HAYDAR AKAR (Kocaeli) - Yıllarca o gölden SEKA'ya su çekildi, göl bir gram eksilmedi. Demek ki gölü eksilten Kocaeli'ndeki sanayi, TÜPRAŞ'ın ihtiyacı ya da SEKA kalktı, yeri diğer fabrikalara veriliyor, o hattan belediye kullanmaya başladı, demek ki bu eksiltmiyor, eksilme tamamen derelerin önüne konulan setlerden kaynaklanıyor. Yine kuyular aynı zamanda Sapanca Gölü'nü besleyen unsurlardı, yer altı suları, bunların da "Sanayiye su vereceğiz." diye çekilmesiyle ve "İçme suyuna katkı vereceğiz." diye çekilmesiyle hepten birbirine düğüm oldu. Yani bir dinamiği bozduğunuz zaman doğayla ilgili, arkasını hesap etmeden, nereye varacağımızı düşünmeden bir başka problemle karşı karşıya kalıyoruz. Hızla yapmamız gereken tek şey, sanayinin su ihtiyacını o bizim derelerden sağlanan suyla, kaynaklarla değil, tuzsuzlaştırma... Güzel de bir şey yaptınız, onu da söylemek istiyorum, kirli suyu arıtarak tekrar sanayiye döndürdünüz, bu daha çoklandırılmalı, bu da güzel bir yöntem ama yettiğini düşünmüyorum.
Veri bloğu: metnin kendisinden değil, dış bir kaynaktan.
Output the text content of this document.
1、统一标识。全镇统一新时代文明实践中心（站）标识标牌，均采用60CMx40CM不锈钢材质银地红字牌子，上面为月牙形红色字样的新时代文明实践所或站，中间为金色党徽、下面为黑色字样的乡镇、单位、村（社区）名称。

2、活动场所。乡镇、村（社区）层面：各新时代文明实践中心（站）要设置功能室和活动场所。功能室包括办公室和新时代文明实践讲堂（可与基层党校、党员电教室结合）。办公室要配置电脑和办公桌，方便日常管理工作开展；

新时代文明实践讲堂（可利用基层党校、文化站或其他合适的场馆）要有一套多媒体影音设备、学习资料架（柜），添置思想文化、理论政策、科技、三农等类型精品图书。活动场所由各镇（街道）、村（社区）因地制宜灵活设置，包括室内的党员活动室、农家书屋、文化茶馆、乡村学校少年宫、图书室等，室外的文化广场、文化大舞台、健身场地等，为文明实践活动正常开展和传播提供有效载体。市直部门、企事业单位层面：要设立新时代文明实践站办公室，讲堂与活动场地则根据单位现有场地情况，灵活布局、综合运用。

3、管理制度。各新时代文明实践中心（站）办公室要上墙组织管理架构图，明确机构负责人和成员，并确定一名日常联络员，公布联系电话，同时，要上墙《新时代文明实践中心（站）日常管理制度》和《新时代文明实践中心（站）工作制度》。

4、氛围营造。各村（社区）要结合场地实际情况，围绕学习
(Mikrofon otomatik cihaz tarafından kapatıldı)
HAYDAR AKAR (Kocaeli) - Yeni başka yöntemler bulunmalı Kocaeli'ndeki sanayi çünkü ciddi anlamda su kullanıyor hem maya tesisleri var hem rafineriler var.
BAŞKAN - Teşekkür ediyorum Sayın Akar.
HAYDAR AKAR (Kocaeli) -Bunun çok önemli olduğunu düşünüyorum.
Kocaeli'ni 81'inci olarak lütfen Bakanlığınız kayıtlarına geçirirseniz memnun olurum.
ORMAN VE SU İŞLERİ BAKANI VEYSEL EROĞLU (Afyonkarahisar) - Gönlümüzde.
HAYDAR AKAR (Kocaeli) - Teşekkür ediyorum.